Google AI Can Identify Voices Just Looking at People's Faces

Google AI Can Identify Voices Just Looking at People’s Faces

Researchers explain how a new deep learning system (google AI) is able to identify voices just looking at people’s faces as they speak. It was released in a paper titled, “Looking to Listen at the Cocktail Party”. “People are remarkably good at focusing their attention on a particular person in a noisy environment, mentally “muting” all other voices and sounds,” Inbar Mosseri and Oran Lang, software engineers at Google Research noted in a blog post.
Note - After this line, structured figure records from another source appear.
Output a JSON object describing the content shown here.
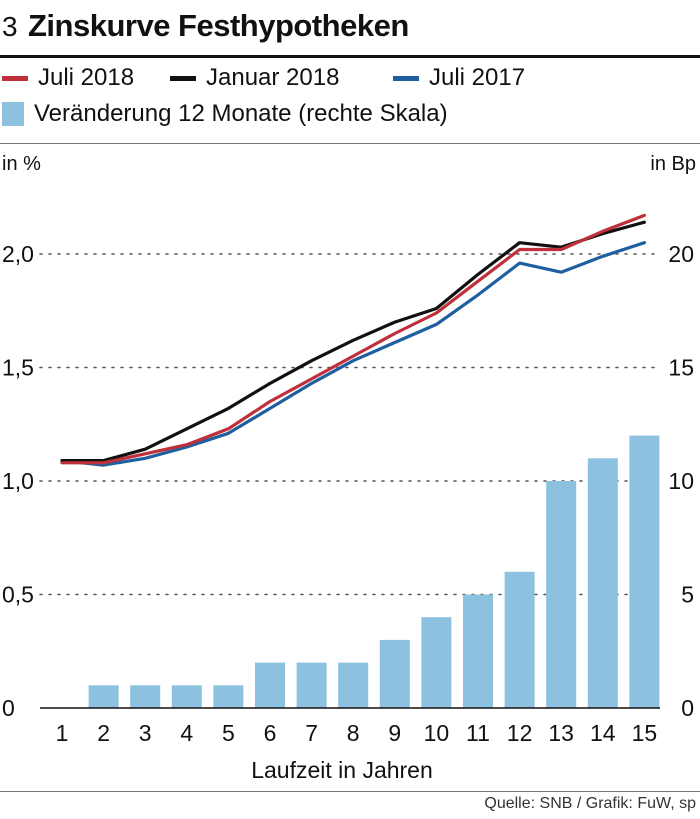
{
  "header": {
    "number": "3",
    "title": "Zinskurve Festhypotheken"
  },
  "legend": {
    "items": [
      {
        "label": "Juli 2018",
        "color": "#c0303a",
        "kind": "line"
      },
      {
        "label": "Januar 2018",
        "color": "#111111",
        "kind": "line"
      },
      {
        "label": "Juli 2017",
        "color": "#1f5f9f",
        "kind": "line"
      },
      {
        "label": "Veränderung 12 Monate (rechte Skala)",
        "color": "#8cc1e0",
        "kind": "bar"
      }
    ]
  },
  "source": "Quelle: SNB / Grafik: FuW, sp",
  "chart_data": {
    "type": "bar+line",
    "title": "Zinskurve Festhypotheken",
    "xlabel": "Laufzeit in Jahren",
    "ylabel_left": "in %",
    "ylabel_right": "in Bp",
    "categories": [
      "1",
      "2",
      "3",
      "4",
      "5",
      "6",
      "7",
      "8",
      "9",
      "10",
      "11",
      "12",
      "13",
      "14",
      "15"
    ],
    "ylim_left": [
      0,
      2.2
    ],
    "ylim_right": [
      0,
      22
    ],
    "left_ticks": [
      "0",
      "0,5",
      "1,0",
      "1,5",
      "2,0"
    ],
    "left_tick_values": [
      0,
      0.5,
      1.0,
      1.5,
      2.0
    ],
    "right_ticks": [
      "0",
      "5",
      "10",
      "15",
      "20"
    ],
    "right_tick_values": [
      0,
      5,
      10,
      15,
      20
    ],
    "bars": {
      "name": "Veränderung 12 Monate (rechte Skala)",
      "color": "#8cc1e0",
      "values": [
        0,
        1,
        1,
        1,
        1,
        2,
        2,
        2,
        3,
        4,
        5,
        6,
        10,
        11,
        12
      ]
    },
    "series": [
      {
        "name": "Juli 2017",
        "color": "#1f5f9f",
        "values": [
          1.09,
          1.07,
          1.1,
          1.15,
          1.21,
          1.32,
          1.43,
          1.53,
          1.61,
          1.69,
          1.82,
          1.96,
          1.92,
          1.99,
          2.05
        ]
      },
      {
        "name": "Januar 2018",
        "color": "#111111",
        "values": [
          1.09,
          1.09,
          1.14,
          1.23,
          1.32,
          1.43,
          1.53,
          1.62,
          1.7,
          1.76,
          1.91,
          2.05,
          2.03,
          2.09,
          2.14
        ]
      },
      {
        "name": "Juli 2018",
        "color": "#c0303a",
        "values": [
          1.08,
          1.08,
          1.12,
          1.16,
          1.23,
          1.35,
          1.45,
          1.55,
          1.65,
          1.74,
          1.88,
          2.02,
          2.02,
          2.1,
          2.17
        ]
      }
    ],
    "grid": true
  }
}
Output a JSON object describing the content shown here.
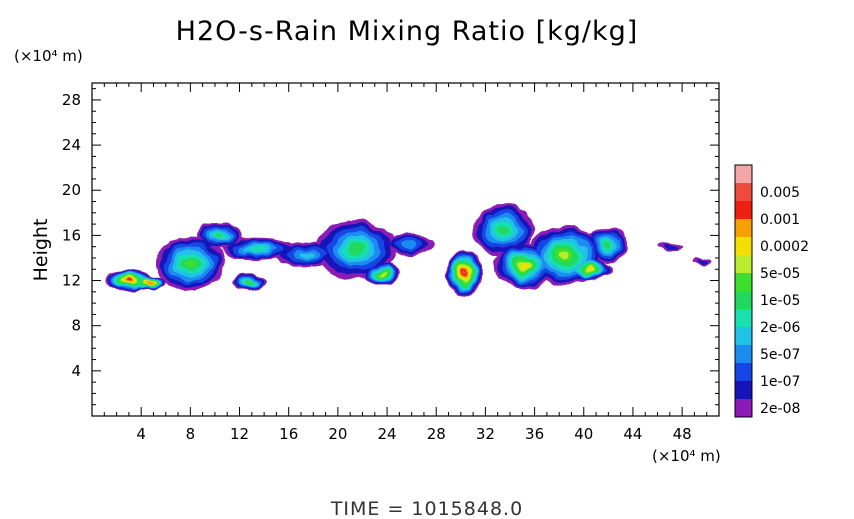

And while this ability is innate to human beings, “automatic speech separation — separating an audio signal into its individual speech sources — while a well-studied problem, remains a significant challenge for computers.” Mosseri and Lang, however, have created a deep learning audio-visual model capable of isolating speech signals from a variety of other auditory inputs, like additional voices and background noise. “We believe this capability can have a wide range of applications, from speech enhancement and recognition in videos, through video conferencing, to improved hearing aids, especially in situations where there are multiple people speaking,” the duo said. The proves you can see below on the video. Even when people are clearly trying to compete with each other (such as comedians Jon Dore and Rory Scovel in the Team Coco clip above), the google AI can generate a clean audio track for one person just by focusing on their face. That’s true even if the person partially obscures their face with hand gestures or a microphone. Engadget claimed“Google is currently “exploring opportunities” to use this feature in its products, but there are more than a few prime candidates. It’s potentially ideal for video chat services like Hangouts or Duo, where it could help you understand someone talking in a crowded room. It could also be helpful for speech enhancement in video recording. And there are big implications for accessibility: it could lead to camera-linked hearing aids that boost the sound of whoever’s in front of you, and more effective closed captioning.”